Neither David nor I moved. Both of us stared, transfixed. Dr. Neal reminded me of crucifixes I’d seen in Mexican churches over the years, before Maggie was born, when Bill and I took the occasional winter vacation. Not sanitized like those in churches in the States, these were liberally painted with streams of blood, and the expression on Christ’s face was always of inconsolable suffering.

“It’s in the fifties outside tonight. Not exactly fireplace weather. Who lit it?” I asked.

“We think the killer,” said the detective. “The doc’s wife says he had allergies and never liked having the fireplace on, so it’s doubtful that he would have.”

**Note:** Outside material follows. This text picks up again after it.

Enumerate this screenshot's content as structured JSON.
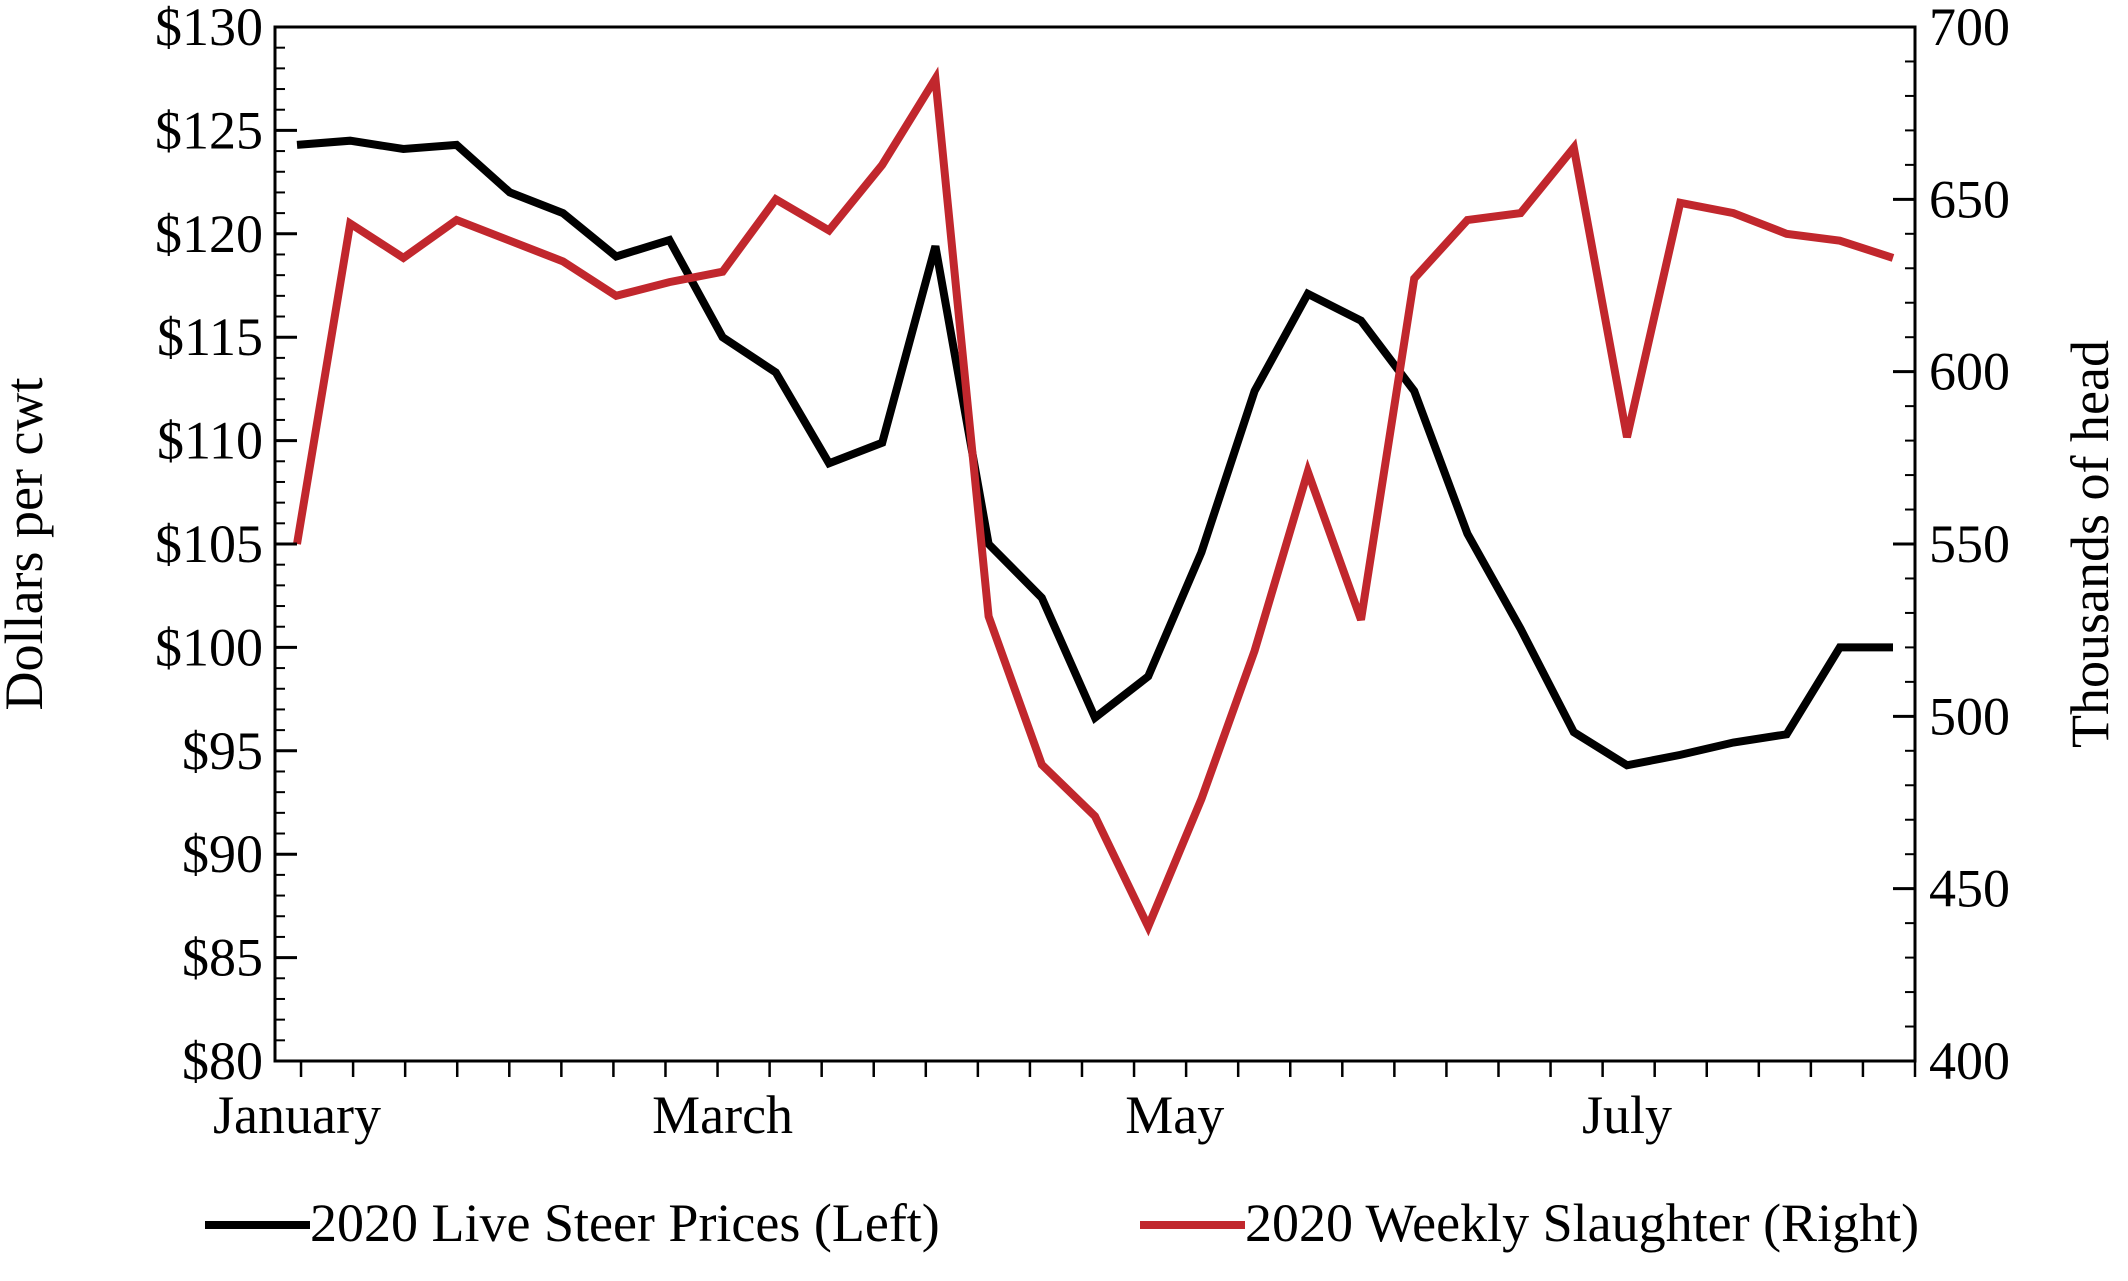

David said nothing, but I knew what we were both thinking. Dr. Neal had been crucified over flames, like the flames of hell. It wasn’t a reach. Protruding from the slash in the dead man’s side was a thick-handled, wide-bladed kitchen knife, more precisely a butcher knife.

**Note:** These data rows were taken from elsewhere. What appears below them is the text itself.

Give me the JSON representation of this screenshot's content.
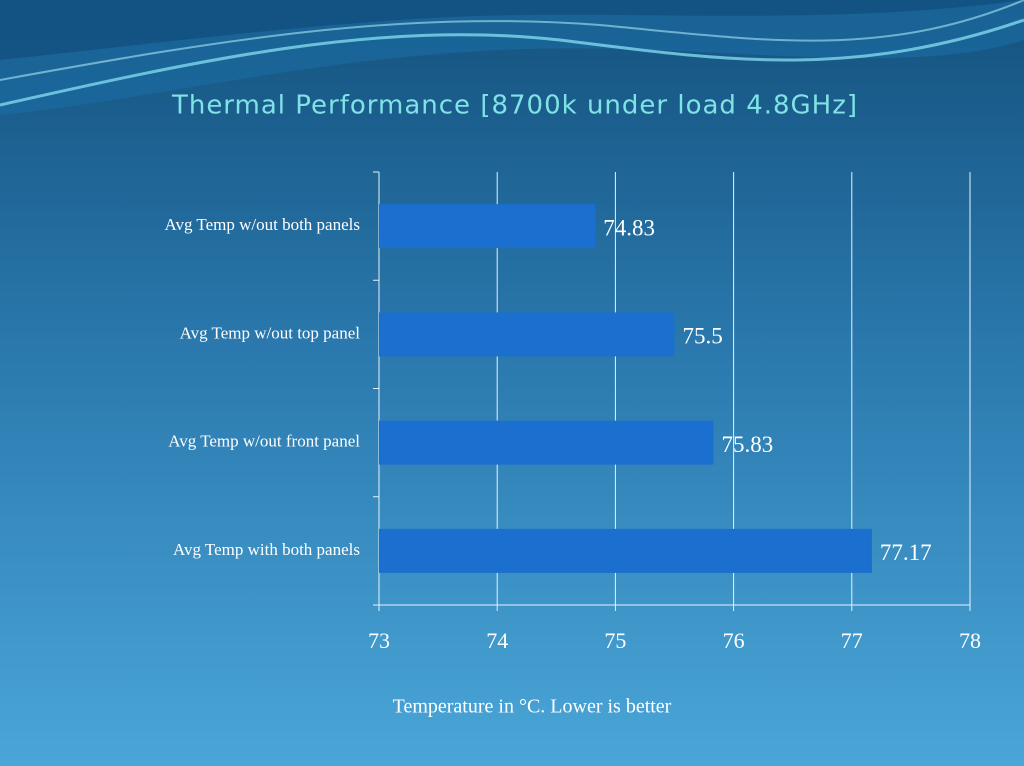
{
  "chart_data": {
    "type": "bar",
    "orientation": "horizontal",
    "title": "Thermal Performance [8700k under load 4.8GHz]",
    "categories": [
      "Avg Temp w/out both panels",
      "Avg Temp w/out top panel",
      "Avg Temp w/out front panel",
      "Avg Temp with both panels"
    ],
    "values": [
      74.83,
      75.5,
      75.83,
      77.17
    ],
    "color": "#1a6fcf",
    "xlim": [
      73,
      78
    ],
    "xticks": [
      73,
      74,
      75,
      76,
      77,
      78
    ],
    "xlabel": "Temperature in °C. Lower is better",
    "grid": true
  }
}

“Was Dr. Neal a gynecologist?” I asked.

“Yeah, how’d you know?”

“He performed abortions?”

The detective shrugged and said, “Beats me.”

When we’d arrived, I’d noticed a sixteen-foot stepladder, used by the crime-scene photographer, against the wall. Wanting a better look, I walked over to get it. David helped and we set it up a few feet from the corpse. I kicked off my shoes and climbed up to the third rung from the top as David held the ladder steady on the thick carpeting.

“His throat’s been slashed,” I called down to David. “There’s so little bleeding from the wound in his side, I’d bet that came postmortem.”

“Staging,” David said. “It’s all for effect.”

“You did the right thing calling us. There’s a good chance this is
our guy,” I told the detective, once I was standing firmly on the floor. “It looks similar enough, at least, to make that a possibility. What has your forensics team found so far?”

“Looks like the butcher knife came from a set in the kitchen,” he said. “The medical examiner’s office hasn’t gone over the body yet, but that’ll happen later today, sometime before noon. We left it there on purpose so you could see this firsthand.”

“We appreciate that,” David said.

“The hair-and-fiber guys took one swipe through with trace lifts and collected bags of stuff, but we don’t know if any of it means anything. We’ll transport the body wrapped in a trace-evidence sheet as well, of course. We’ve collected fingerprints. We’ve got quite a few, but we don’t know if any belong to the killer,” the detective continued. “We do have one on an outside bedroom window, a nice one off the glass. We think that may be the point of entry, like maybe the guy screwed up and hadn’t put his gloves on yet. The window was unlocked. The wife says Dr. Neal liked to sleep with an open window.”

“Anything in the bathroom?” I asked.

“Blood around the sink drain, like the guy cleaned up some before he left.”